Can I rant for a minute or two? Do you mind if I vent?
I’ve got it wrong somewhere along the way. You see, I always wanted my kids to really like me. Always wanted them to think that I was the loveliest, softest, kindest mummy in the world. To feel lucky every day that I was theirs and no one else’s.
What a load of old bollocks!
I watched a short video this morning. Dawn French talking about lessons that life had taught her. One of which was how she had absolutely no desire to be her daughter’s friend.
“It’s Not My Job,” she said.
It’s. Not. My. Job.
I kind of knew that. It’s been said to me in different ways over the years but this morning, as I angrily devoured a Twirl bar for breakfast and tried to regulate my erratic breathing that message finally hit home.
Enough of this softly, softly, fucked up guilty approach. Enough of feeling somehow responsible for what is nothing more than blatant rudeness and defiance.
Enough of being scared of putting real boundaries in place, saying no and issuing consequences that actually have some affect.
Enough of dreading bedtimes, dreading wet Sundays and dreading the school holidays. Yep, I dread them.
My name’s Emma and I dread long periods of time with my kids.
Are you still there? Have you unfollowed? Do you still like me? You see, I care too much what everyone thinks. What my teenager and three eight year old’s think when, actually, all they’re thinking about is how they can get exactly what they want from every single moment of every single day.

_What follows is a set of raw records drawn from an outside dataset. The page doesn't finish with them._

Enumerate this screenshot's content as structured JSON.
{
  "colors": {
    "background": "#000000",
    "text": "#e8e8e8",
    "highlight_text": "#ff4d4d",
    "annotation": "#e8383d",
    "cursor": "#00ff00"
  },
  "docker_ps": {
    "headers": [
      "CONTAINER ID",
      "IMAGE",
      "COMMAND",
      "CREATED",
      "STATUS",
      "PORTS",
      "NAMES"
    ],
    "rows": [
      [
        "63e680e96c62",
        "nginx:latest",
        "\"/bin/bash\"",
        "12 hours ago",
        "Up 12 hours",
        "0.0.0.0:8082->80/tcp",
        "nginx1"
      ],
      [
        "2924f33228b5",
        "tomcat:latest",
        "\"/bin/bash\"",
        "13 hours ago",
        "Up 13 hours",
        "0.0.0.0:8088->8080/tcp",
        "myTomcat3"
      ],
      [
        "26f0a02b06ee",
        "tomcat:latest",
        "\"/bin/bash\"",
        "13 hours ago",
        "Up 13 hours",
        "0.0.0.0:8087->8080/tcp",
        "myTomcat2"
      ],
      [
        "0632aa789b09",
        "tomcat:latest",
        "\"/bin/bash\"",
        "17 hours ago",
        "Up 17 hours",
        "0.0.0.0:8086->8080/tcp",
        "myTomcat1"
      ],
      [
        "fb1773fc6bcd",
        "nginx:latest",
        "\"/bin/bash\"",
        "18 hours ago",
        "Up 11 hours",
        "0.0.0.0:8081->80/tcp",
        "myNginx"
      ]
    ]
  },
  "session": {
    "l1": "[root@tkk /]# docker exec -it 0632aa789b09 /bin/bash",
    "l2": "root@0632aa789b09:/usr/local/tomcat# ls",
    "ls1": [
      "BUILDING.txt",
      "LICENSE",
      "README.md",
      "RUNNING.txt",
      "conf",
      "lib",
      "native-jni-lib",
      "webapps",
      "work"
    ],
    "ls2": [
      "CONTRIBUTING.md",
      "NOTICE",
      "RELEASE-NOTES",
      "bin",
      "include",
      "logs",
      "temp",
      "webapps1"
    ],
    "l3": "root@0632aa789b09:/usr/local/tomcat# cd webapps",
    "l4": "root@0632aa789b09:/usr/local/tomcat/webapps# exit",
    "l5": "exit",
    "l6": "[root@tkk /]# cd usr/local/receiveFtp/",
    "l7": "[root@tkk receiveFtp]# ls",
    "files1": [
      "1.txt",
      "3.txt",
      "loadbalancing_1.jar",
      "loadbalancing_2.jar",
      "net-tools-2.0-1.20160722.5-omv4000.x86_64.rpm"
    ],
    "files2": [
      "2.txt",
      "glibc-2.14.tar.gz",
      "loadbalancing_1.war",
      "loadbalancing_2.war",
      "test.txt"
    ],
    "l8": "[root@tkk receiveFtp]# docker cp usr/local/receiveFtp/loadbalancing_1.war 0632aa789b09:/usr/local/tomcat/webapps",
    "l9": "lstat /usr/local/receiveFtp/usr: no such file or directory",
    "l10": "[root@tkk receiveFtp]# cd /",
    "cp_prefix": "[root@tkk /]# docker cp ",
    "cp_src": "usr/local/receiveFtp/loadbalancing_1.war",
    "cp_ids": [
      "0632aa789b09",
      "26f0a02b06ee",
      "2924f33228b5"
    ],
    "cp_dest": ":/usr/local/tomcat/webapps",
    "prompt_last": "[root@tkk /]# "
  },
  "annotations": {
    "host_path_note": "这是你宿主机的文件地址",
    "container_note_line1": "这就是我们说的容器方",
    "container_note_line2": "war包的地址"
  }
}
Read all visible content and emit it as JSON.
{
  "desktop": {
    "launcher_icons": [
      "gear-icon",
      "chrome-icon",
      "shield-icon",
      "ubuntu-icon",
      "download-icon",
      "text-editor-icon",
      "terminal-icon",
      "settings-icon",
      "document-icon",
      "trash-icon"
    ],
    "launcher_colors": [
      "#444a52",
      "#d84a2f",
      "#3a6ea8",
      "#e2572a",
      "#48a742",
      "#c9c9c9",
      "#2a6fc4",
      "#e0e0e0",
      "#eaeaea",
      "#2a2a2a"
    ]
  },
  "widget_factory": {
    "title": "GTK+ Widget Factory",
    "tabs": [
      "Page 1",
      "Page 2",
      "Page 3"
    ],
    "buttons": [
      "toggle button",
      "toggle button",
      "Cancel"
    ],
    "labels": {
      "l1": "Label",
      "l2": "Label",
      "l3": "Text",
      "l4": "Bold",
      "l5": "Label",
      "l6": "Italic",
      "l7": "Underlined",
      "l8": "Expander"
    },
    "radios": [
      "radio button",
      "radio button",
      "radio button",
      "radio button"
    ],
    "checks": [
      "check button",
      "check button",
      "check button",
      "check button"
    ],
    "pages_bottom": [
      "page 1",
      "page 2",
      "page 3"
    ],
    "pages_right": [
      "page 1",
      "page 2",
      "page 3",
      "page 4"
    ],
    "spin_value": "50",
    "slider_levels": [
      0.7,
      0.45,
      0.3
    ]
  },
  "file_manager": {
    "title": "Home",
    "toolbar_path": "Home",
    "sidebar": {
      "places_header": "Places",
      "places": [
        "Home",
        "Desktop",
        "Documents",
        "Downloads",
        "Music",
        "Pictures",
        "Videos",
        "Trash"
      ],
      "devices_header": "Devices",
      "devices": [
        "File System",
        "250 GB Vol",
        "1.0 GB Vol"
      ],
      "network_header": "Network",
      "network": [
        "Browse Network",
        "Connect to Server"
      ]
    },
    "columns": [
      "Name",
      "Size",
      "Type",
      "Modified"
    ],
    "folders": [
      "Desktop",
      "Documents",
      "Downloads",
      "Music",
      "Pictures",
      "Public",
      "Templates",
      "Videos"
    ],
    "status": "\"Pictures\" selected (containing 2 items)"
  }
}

Which is normal and I get it. But, god help us, somewhere along the way some kind of empathy has to kick in. Will it? It will, won’t it? Please tell me it will.
(Dave actually googled Boot Camp for Wayward Kids this morning. They thought he was joking. He isn’t. I’m tearing my nit infested hair out and he’s on the brink of buying a camper can and heading straight to the Amalfi coast never to return. )
PS: You know I love them. I really, really do. But Jeez, things have got to change.